For DHS sites that are not differential between primate species, 22% (11,850) of these regions overlap proximal elements, 57% (30,371) overlap distal elements, and the remaining 20% (10,857) are unannotated (fig. 5A and supplementary table S10, Supplementary Material online). All DHS sites with increased accessibility relative to rhesus macaque display a substantially depleted amount of proximal element overlap compared with the nondifferential DHS sites (human: 3%; chimpanzee: 4%; gorilla: 9%; orangutan: 10%; human–chimpanzee: 3%; human–chimpanzee–gorilla: 5%; fig. 5A and supplementary table S10, Supplementary Material online). Conversely, half of the classes of DHS sites with decreased accessibility relative to rhesus macaque overlap proximal elements to a similar degree as nondifferential DHS sites (human: 19%; chimpanzee: 22%; gorilla: 12%; orangutan: 21%; human–chimpanzee: 35%; human–chimpanzee–gorilla: 11%; fig. 5A and supplementary table S10, Supplementary Material online). These results indicate that decreased accessibility changes are more likely to be associated with proximal elements, while increased accessibility changes are more likely to be associated with distal elements. In every class of accessibility changes, there are substantially more distal than proximal elements, which is consistent with other studies (Schmidt et al. 2010; Villar et al. 2015).

—Chromatin accessibility changes relative to proximal/distal location and cell type specificity. (A) The percentage of proximal elements, distal elements, and unannotated elements for each category of DHS sites. (B) Histogram of specificity scores for DHS sites identified in this study compared with DHS sites detected in 32 different tissue and cell types (Thurman et al. 2012). A high specificity score indicates the DHS site is specific to a small number of cell types. A low specificity score indicates the DHS site is shared across many cell types. The DHS site categories are separated into proximal elements (C) and distal elements (D). H–C, human–chimpanzee internal branch; H-C-G, human–chimpanzee–gorilla internal branch.

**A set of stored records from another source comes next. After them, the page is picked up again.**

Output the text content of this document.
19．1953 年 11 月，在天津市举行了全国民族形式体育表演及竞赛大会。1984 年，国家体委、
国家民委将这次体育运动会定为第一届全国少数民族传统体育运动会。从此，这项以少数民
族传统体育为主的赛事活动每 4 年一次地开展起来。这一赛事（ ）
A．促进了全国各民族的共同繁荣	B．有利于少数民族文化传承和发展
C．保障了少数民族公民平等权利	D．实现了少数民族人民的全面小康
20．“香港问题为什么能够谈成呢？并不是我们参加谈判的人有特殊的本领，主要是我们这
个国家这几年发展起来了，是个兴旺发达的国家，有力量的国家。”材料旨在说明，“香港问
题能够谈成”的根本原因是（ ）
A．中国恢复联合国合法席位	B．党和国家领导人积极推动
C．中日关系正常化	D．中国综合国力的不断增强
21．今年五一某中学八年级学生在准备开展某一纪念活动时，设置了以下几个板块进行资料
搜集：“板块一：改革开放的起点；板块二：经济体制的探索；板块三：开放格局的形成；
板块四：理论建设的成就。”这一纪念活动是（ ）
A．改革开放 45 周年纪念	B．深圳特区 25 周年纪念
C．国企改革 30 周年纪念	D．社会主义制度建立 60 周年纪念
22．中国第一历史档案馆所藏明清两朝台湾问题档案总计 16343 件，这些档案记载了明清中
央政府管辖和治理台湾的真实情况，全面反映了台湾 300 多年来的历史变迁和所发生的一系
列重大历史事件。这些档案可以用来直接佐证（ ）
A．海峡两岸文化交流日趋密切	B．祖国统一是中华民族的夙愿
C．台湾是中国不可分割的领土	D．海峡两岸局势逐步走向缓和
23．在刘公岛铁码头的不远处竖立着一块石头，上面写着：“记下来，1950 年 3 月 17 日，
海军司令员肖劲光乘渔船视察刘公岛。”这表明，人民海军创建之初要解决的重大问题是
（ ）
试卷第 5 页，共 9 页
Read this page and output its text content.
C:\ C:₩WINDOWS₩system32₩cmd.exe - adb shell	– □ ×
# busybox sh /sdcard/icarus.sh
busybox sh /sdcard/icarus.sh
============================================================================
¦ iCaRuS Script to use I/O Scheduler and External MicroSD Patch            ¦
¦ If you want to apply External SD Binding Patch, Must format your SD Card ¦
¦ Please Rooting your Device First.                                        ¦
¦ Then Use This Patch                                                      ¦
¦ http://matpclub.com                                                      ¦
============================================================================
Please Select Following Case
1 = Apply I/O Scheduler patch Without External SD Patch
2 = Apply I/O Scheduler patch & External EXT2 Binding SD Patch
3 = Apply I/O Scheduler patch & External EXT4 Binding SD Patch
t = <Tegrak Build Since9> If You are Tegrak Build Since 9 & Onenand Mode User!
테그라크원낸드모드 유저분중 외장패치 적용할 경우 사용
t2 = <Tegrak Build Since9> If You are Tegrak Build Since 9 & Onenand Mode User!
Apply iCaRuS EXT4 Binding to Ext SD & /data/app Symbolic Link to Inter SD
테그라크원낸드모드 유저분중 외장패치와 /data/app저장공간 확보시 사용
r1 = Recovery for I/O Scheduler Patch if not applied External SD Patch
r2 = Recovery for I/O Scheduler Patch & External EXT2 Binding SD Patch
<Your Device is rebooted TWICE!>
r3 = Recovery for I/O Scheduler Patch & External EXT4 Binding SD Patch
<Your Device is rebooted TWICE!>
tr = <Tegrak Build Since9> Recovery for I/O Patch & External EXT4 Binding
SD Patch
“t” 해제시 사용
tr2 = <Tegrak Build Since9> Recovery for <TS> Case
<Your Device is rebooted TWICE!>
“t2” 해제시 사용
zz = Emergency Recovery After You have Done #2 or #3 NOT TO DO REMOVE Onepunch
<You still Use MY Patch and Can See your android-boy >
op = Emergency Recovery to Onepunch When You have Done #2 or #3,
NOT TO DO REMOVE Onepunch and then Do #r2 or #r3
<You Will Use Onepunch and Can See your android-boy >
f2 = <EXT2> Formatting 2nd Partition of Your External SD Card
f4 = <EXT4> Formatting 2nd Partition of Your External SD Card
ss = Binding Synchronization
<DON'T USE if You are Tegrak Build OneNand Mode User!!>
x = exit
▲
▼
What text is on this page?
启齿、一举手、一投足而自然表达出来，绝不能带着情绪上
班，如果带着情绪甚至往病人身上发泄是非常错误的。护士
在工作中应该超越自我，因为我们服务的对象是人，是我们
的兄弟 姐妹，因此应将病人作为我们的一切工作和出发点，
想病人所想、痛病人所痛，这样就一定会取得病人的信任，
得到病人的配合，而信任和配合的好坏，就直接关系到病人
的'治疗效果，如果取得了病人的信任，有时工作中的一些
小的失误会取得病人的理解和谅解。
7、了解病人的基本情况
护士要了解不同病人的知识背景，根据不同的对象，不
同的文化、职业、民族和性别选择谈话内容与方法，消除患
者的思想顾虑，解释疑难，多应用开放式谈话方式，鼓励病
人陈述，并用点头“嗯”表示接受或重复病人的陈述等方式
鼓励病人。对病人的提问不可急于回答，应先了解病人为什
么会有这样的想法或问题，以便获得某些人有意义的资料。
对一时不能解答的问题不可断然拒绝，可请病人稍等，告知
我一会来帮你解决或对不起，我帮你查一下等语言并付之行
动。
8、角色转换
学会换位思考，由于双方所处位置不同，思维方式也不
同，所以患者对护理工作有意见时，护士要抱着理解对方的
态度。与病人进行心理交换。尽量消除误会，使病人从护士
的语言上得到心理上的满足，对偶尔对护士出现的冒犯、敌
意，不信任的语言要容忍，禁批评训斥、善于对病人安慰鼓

We note that all of these proximal and distal annotations are from human tissues, which allows us to make specific inferences about comparisons only to human. There is not yet a similar Roadmap effort for nonhuman primate species. However, we find a high degree of overlap, which is likely due to nonhuman chromatin changes representing a continuum rather than being binary (e.g., open in nonhuman and completely closed in human). Classes of accessibility increases that include human have the lowest amount of overlap with unannotated regions of the genome. DHS sites with increased accessibility in chimpanzee, gorilla, or orangutan all have much higher overlaps with unannotated regions, with orangutan increased accessibility showing the highest degree of overlap with unannotated regions (fig. 5A and supplementary table S10, Supplementary Material online). This is expected since orangutan is the most distantly related great ape species in our study. Similarly, we find that DHS sites with decreased accessibility in human have a higher overlap with unannotated regions compared with DHS sites with decreased accessibility in chimpanzee, gorilla, and orangutan. This is also expected since DHS sites with decreased accessibility in nonhuman primates will by definition have higher chromatin accessibility signals in human fibroblasts.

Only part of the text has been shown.